During that period I wrote a column for the Houston chapter’s newsletter call “Razed Catholic,” thus bringing me full circle from being raised Catholic. I tried to stimulate discussion about issues like the enforced celibacy for straight and gay priests, inclusive language in all phases of ministry, equal involvement of women in all church activities, sanctioning of same-sex commitment ceremonies and, repeatedly, the potentially sacred nature of love and sex shared between two consenting adult men or women. The hierarchy, and even some of the more orthodox members of the congregation, had other ideas.

“The advantages of travel and exposure to other belief systems — Jewish, Muslim, Hindu, Buddhist, even the less-exotic Quaker — have expanded my sense of what it means to live a life of the spirit, and led me to trust my own powers of discernment when seeking spiritual growth and guidance.”

Razing by fire can involve demolition of an old, outdated, dangerously dilapidated structure and the clearing of a space for something new and valuable to take its place. It can also suggest a refining fire of purification, one that burns off age-old encrustations and reveals an artifact in its natural, pristine state.
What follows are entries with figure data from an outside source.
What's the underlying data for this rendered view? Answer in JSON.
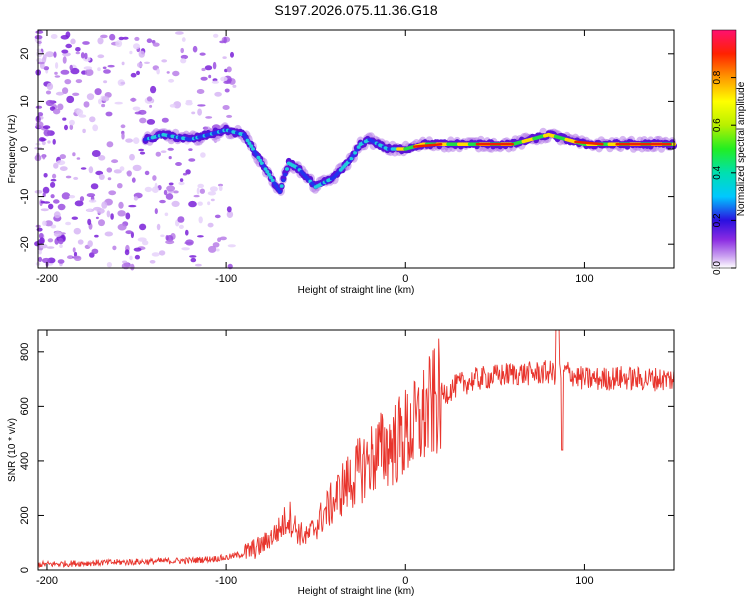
{
  "title": "S197.2026.075.11.36.G18",
  "chart_data": [
    {
      "type": "heatmap",
      "xlabel": "Height of straight line (km)",
      "ylabel": "Frequency (Hz)",
      "xlim": [
        -205,
        150
      ],
      "ylim": [
        -25,
        25
      ],
      "xticks": [
        -200,
        -100,
        0,
        100
      ],
      "yticks": [
        -20,
        -10,
        0,
        10,
        20
      ],
      "colorbar": {
        "label": "Normalized spectral amplitude",
        "range": [
          0,
          1
        ],
        "ticks": [
          "0.0",
          "0.2",
          "0.4",
          "0.6",
          "0.8"
        ]
      },
      "ridge": {
        "x": [
          -145,
          -135,
          -120,
          -110,
          -100,
          -90,
          -85,
          -80,
          -75,
          -70,
          -65,
          -60,
          -55,
          -50,
          -45,
          -40,
          -35,
          -30,
          -25,
          -20,
          -15,
          -10,
          -5,
          0,
          10,
          20,
          30,
          40,
          60,
          80,
          90,
          100,
          110,
          120,
          150
        ],
        "y": [
          2,
          3,
          2,
          3,
          4,
          3,
          0,
          -3,
          -6,
          -9,
          -3,
          -4,
          -6,
          -8,
          -7,
          -6,
          -4,
          -2,
          1,
          2,
          1,
          0,
          0,
          0,
          1,
          1,
          1,
          1,
          1,
          3,
          2,
          1,
          1,
          1,
          1
        ]
      }
    },
    {
      "type": "line",
      "xlabel": "Height of straight line (km)",
      "ylabel": "SNR (10 * v/v)",
      "xlim": [
        -205,
        150
      ],
      "ylim": [
        0,
        880
      ],
      "xticks": [
        -200,
        -100,
        0,
        100
      ],
      "yticks": [
        0,
        200,
        400,
        600,
        800
      ],
      "series": [
        {
          "name": "SNR",
          "color": "#e8342c",
          "x": [
            -205,
            -180,
            -150,
            -120,
            -100,
            -90,
            -80,
            -70,
            -65,
            -60,
            -55,
            -50,
            -45,
            -40,
            -35,
            -30,
            -25,
            -20,
            -15,
            -10,
            -5,
            0,
            5,
            10,
            15,
            20,
            25,
            30,
            40,
            50,
            60,
            70,
            80,
            85,
            90,
            95,
            100,
            110,
            120,
            130,
            140,
            150
          ],
          "values": [
            20,
            25,
            30,
            35,
            45,
            60,
            90,
            150,
            200,
            140,
            120,
            160,
            210,
            250,
            300,
            330,
            370,
            400,
            430,
            450,
            470,
            500,
            520,
            560,
            600,
            640,
            660,
            680,
            700,
            710,
            720,
            720,
            725,
            720,
            730,
            710,
            700,
            700,
            705,
            700,
            700,
            700
          ]
        }
      ]
    }
  ]
}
Catholicism seems to be approaching a critical moment in its history. Which type of razing will it, and individuals raised Catholic, experience: destructive or rehabilitative, encrusted or pristine?

For this razed Catholic, the journey has led to an uneasy reconciliation of nostalgia and bitterness. The youthful promises of love and redemption have faded along with the smoke and pungent smell of incense. Now there is the reality of condemnation, continued exclusion and the hypocritical perversion of the most enlightened verse in the gospels: “Just as I have loved you, you also should love one another,” has become “Love the sinner, not the sin.”

After being raised and razed Catholic, a quiet, empty clearing is a good place to be, filled with spiritual potential and possibilities.

Joseph Quinn is a retired technical writer/editor. A resident of Philadelphia, he volunteers his time with the William Way Community Center and the LGBT Elder Initiative.